Position d’Entreprises fluviales de France (E2F)

« Ni injurier, ni condamner l’avenir fluvial » de tous les territoires des façades Nord Est, Est et Sud Est du pays alors que desservis par les trois grands axes navigables (dont 2 en cul-de-sac) que sont le Rhône, le Rhin et la Moselle : tels sont la position et l’objectif d’E2F assortis d’une programmation dans le temps et l’espace pour le projet Saône-Moselle / Saône-Rhin, lui-même articulé et inséré dans une ambition fluviale plus large et renouvelée à l’échelle du pays.

En prenant en compte à la fois :

  • l’état actuel du réseau fluvial français et ses besoins d’entretien et de modernisation, l’importance des trafics actuels et potentiels transitant sur ces voies ou portions des voies navigables en priorisant des itinéraires commerciaux globaux et cohérents ;
  • l’impératif à assurer le maintien en bonne navigation des liaisons inter-bassins même de petit gabarit en attendant leur amélioration et celui des canaux servant au rabattement de trafics sur l’axe à grand gabarit ;
  • les grands aménagements précités en cours de réalisation et d’achèvement d’ici 2030 (Canal SNE, Bray-Nogent, Mageo, chatière au GPMH) ;
  • enfin les contraintes financières qui pèsent et vont peser sans doute au moins sur le court terme sur le budget national et sur celui des collectivités territoriales.

Dans ce contexte, les propositions et avis d’E2F sont pour l’essentiel les suivants.

L’eau : une ressource stratégique et polyvalente qui appelle une politique ambitieuse, globale et renouvelée, y compris dans les transports.

Pour des raisons et circonstances nouvelles, le siècle actuel redécouvre le rôle et la valeur essentielle que dans l’histoire l’eau a toujours joué. La polyvalence de ses usages : alimentation, irrigation, énergie, refroidissement des centrales, transport, tourisme, environnement etc…fait de l’eau une ressource stratégique dont la société et l’économie ne peuvent durablement se passer. Le fait, à la différence d’autres ressources, que l’eau puisse être stockée constitue un avantage indéniable, voire un motif d’intérêt général qui justifie sa valorisation et son intégration dans les choix, la nature et la conception des infrastructures de transport.

A cet égard et s’agissant des voies navigables, les périodes récentes mettent objectivement en évidence la vulnérabilité, par excès ou par défaut de la ressource, des fleuves et rivières à courant libre. Ainsi le Rhin ou la Loire à titre d’exemples dont tous les usages sont périodiquement et successivement affectés.
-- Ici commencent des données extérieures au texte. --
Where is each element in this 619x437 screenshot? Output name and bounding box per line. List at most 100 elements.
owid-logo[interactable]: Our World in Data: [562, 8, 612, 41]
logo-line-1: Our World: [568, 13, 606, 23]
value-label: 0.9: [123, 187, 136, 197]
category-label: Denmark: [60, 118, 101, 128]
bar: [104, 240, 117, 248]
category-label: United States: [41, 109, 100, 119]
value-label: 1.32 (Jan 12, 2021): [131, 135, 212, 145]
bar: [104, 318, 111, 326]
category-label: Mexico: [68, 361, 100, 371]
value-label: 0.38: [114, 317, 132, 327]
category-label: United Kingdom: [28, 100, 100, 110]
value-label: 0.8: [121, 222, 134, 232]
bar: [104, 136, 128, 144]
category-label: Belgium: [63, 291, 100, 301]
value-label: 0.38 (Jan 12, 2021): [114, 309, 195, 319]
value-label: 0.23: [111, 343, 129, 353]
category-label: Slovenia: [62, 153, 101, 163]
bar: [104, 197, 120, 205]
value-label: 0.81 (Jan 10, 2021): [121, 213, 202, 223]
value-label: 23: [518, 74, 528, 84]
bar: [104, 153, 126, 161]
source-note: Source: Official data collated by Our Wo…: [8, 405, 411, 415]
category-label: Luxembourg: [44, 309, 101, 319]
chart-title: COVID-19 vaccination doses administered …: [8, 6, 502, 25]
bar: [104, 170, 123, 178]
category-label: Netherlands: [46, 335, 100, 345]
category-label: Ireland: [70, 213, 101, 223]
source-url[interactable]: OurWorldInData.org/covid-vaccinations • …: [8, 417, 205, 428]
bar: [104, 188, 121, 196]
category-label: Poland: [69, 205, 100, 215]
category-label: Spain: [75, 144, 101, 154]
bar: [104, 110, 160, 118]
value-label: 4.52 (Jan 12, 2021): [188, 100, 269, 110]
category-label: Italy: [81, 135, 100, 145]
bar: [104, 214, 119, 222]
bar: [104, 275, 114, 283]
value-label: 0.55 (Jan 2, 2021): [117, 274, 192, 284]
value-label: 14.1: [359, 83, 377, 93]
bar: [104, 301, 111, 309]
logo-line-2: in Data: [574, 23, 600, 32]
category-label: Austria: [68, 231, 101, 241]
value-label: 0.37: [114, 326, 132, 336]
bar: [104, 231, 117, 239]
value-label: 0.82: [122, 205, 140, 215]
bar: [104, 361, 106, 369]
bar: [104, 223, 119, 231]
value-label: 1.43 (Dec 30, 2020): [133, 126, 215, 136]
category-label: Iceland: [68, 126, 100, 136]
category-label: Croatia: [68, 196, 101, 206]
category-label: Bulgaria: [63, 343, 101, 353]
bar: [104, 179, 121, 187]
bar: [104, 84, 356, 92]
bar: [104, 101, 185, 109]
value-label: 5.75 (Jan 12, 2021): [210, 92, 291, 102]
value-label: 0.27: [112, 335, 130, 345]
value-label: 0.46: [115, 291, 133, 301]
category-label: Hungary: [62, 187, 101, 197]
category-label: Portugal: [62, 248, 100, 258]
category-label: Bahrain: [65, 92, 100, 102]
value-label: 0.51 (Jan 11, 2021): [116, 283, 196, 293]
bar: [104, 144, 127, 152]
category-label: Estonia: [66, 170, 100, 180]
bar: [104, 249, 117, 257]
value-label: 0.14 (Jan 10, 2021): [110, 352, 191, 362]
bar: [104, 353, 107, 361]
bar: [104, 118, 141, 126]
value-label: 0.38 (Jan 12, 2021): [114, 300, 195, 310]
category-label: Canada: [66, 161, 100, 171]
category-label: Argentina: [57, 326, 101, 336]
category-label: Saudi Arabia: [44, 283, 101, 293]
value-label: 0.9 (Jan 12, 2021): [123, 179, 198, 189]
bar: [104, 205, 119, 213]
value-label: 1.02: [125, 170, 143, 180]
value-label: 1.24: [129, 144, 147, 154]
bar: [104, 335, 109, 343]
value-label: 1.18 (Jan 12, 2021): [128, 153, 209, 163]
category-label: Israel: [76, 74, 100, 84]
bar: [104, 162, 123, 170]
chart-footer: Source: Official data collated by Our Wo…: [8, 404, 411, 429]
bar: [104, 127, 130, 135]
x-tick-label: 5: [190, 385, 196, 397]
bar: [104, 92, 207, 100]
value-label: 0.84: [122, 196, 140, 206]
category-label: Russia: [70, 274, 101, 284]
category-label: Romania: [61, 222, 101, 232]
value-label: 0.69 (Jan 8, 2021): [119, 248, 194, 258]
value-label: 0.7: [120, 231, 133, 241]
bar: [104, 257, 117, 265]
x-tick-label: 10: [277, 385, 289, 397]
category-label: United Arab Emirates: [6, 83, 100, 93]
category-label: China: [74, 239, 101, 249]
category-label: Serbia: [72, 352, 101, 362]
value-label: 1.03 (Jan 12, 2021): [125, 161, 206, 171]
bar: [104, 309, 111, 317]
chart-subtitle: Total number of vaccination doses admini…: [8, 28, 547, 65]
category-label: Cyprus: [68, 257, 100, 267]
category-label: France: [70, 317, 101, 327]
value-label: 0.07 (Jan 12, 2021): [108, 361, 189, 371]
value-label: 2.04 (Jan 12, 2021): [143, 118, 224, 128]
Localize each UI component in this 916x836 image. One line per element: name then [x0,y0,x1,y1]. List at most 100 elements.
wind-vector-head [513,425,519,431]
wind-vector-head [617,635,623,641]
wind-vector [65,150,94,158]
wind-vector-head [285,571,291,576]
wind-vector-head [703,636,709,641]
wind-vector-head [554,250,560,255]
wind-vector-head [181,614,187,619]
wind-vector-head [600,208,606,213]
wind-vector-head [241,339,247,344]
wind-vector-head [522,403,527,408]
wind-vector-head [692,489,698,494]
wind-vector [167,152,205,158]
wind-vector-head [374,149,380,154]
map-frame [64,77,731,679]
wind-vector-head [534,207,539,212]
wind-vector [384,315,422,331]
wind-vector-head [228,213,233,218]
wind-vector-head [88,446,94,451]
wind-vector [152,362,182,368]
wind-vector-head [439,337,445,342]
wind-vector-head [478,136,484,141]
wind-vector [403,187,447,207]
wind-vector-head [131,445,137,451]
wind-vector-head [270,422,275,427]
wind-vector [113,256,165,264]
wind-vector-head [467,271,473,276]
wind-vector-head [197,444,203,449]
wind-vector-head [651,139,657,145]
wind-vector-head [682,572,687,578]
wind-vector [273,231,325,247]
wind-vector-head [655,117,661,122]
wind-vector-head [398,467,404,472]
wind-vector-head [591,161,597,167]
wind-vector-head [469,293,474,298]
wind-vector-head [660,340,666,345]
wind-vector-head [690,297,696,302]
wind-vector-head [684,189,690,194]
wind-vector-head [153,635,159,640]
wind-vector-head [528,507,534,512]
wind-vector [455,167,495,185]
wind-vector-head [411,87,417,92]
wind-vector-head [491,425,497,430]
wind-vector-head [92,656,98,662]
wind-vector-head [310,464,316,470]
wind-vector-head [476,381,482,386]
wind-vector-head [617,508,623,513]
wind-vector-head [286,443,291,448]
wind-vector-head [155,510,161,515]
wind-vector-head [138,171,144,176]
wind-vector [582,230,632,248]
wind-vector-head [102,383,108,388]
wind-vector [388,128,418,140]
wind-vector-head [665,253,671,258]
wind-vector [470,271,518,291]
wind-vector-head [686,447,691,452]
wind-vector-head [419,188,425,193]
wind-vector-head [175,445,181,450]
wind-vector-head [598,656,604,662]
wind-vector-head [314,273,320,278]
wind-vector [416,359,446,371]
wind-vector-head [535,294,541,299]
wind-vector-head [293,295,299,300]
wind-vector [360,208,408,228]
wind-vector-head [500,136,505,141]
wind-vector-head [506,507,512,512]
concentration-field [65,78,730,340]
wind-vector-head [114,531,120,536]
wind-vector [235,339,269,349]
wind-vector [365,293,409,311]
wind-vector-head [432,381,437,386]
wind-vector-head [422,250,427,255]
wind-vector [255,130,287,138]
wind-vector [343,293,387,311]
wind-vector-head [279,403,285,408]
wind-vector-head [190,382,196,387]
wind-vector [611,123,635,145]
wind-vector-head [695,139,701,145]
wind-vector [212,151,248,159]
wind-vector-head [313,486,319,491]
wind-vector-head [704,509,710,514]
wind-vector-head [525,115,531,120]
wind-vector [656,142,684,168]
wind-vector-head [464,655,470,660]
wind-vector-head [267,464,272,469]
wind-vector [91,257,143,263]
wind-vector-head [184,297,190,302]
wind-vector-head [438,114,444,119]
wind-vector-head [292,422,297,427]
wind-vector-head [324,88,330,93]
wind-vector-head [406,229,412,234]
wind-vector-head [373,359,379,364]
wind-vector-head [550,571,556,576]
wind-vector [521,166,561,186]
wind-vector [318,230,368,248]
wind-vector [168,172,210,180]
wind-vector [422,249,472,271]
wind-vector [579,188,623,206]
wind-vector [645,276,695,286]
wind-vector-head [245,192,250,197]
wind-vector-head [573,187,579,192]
A l’inverse les mains de l’homme (celles des ingénieurs, des constructeurs des aménageurs et des garants d’un environnement durable) ont à leur crédit des réussites, perfectibles et indéniables à la fois, dont en France, la Seine et le Rhône constituent des exemples grâce à des équipements régulateurs et de stockage (barrages, réservoirs, grands lacs etc…). Il en va de même, voire plus encore pour les voies navigables totalement artificielles que sont les canaux, petits et grands dont certains constituent aujourd’hui des éléments significatifs de notre patrimoine environnemental en même temps qu’ils assurent bien d’autres fonctions que celle du seul transport. Ainsi le canal Albert en Belgique se révèle de ce point de vue comme un outil majeur de développement économique industriel et logistique, pour tous les territoires qu’il dessert.
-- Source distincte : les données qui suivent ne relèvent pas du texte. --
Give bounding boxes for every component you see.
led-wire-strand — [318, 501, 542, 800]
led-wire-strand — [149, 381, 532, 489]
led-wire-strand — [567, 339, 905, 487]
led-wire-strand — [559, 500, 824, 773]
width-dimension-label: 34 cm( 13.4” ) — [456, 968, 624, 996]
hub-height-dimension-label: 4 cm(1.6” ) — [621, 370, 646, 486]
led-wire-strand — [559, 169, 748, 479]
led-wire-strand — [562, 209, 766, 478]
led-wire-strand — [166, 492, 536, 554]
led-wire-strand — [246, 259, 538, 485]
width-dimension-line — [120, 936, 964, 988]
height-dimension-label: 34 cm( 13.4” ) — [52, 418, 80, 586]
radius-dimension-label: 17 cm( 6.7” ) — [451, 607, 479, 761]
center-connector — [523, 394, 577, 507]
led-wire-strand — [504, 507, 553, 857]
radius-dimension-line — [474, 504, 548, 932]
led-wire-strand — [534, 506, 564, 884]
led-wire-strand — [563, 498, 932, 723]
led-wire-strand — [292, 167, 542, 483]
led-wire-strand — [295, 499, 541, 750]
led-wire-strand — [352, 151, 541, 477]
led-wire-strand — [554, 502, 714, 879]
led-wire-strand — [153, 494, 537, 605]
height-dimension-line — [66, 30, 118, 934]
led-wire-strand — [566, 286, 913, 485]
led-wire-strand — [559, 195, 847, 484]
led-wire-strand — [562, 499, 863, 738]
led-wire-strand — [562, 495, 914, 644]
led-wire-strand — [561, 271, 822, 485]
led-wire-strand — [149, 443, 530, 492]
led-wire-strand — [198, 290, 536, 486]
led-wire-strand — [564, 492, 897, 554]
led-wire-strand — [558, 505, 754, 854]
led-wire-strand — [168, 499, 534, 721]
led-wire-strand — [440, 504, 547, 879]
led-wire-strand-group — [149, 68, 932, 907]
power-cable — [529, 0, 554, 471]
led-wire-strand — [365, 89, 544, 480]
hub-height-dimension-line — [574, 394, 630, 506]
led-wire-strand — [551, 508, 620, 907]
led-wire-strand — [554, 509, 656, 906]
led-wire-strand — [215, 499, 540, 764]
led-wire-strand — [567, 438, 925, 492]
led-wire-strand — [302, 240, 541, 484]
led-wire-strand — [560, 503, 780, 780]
E2F témoigne donc de sa totale satisfaction devant la conjonction des volontés et décisions régionales, nationales et européennes ayant conduit à la réalisation en cours de la liaison Seine Escaut et de son maillon français qu’est le canal Seine-Nord. Grâce à elle, grâce aux techniques et équipements divers apportés pour garantir la « ressource eau » : la fonction purement transport, mais pas seulement, sera ainsi assurée sans aléa.

Cette réalisation Nord-Sud conjuguée avec l’axe séquanien Est-Ouest et tous les canaux qui s’y greffent constituera un ensemble hydraulique performant dont la polyvalence d’usages doit être comprise et analysée comme une richesse d’avenir. Elle mérite donc d’être reprise et élargie.

La liaison Saône-Moselle / Saône-Rhin un projet utile et porteur à sanctuariser aujourd’hui et à réaliser à compter de 2050

Cet intitulé expose et résume la position d’E2F à l’égard de ce projet, position partagée par l’Europe et par les régions Grand Est, Bourgogne-Franche-Comté.

Aux raisons et arguments évoqués précédemment s’ajoutent d’autres particuliers et spécifiques à ce projet dont la nature et l’importance se conjuguent avec, mais dépassent largement les seuls intérêts régionaux, voire nationaux.

Ainsi et de manière synthétique, E2F souligne :

  • pour le passé, que le renoncement à la liaison Rhin-Rhône n’a en aucune manière été pallié par un relai et un essor ferroviaire et n’a contribué qu’à la seule augmentation du transport routier sur les relations concernées ;
  • pour l’avenir : la nécessité d’une offre effectivement trimodale puissante pour satisfaire les besoins de transport et de logistique entre les économies du couloir rhodanien, celles du sillon lorrain et de l’artère rhénane ;
  • l’intérêt national et européen à s’ouvrir sur l’arc méditerranéen et ses marchés via le grand Port Maritime de Marseille en prolongeant l’axe rhodanien vers le nord et en le connectant à la fois à la Moselle et au Rhin dans son principe et dans un ordre à définir le moment venu ;
  • l’impératif à fluidifier les flux de marchandises les plus importants observés en France comme en Europe sauf à risquer la saturation totale des infrastructures routières et ferroviaires existantes dont l’usage est également indispensable à la mobilité des personnes.
Conclusions

L’ensemble de ces considérations tout comme celles évoquées plus haut avec une politique de valorisation de la ressource « eau » et de ses usages conduit E2F à mettre en avant l’intérêt stratégique du maintien de la liaison Saône-Moselle / Saône-Rhône au sein du RTE.T tout en proposant le calendrier suivant :

  • 2030-2040 : Études techniques
  • 2040-2050 : Choix des tracés, montage du financement et procédures
  • A compter de 2050 : Réalisation

A l’évidence un impératif d’intérêt général s’impose désormais à tous les États consistant à la définition et la mise en œuvre, nécessaire et urgente, de politiques et de programmes d’aménagements visant à économiser les ressources eau et énergétiques.

E2F entend souligner à cet égard que la poursuite et l’achèvement de notre réseau de voies navigables conçu et intégré à des aménagements multifonctions, protecteurs, régulateurs et stockeurs de la ressource eau d’une part et, d’autre part, l’évolution et la transition énergétique en cours de la flotte fluviale, française et européenne vers des motorisations propres et totalement décarbonées apparaissent comme autant de données positives pour l’avenir. Elles constituent un moyen avéré pour satisfaire l’impératif d’intérêt général précité et, en même temps, celui de mettre sur pieds un système et une offre de transports efficiente économiquement et socialement.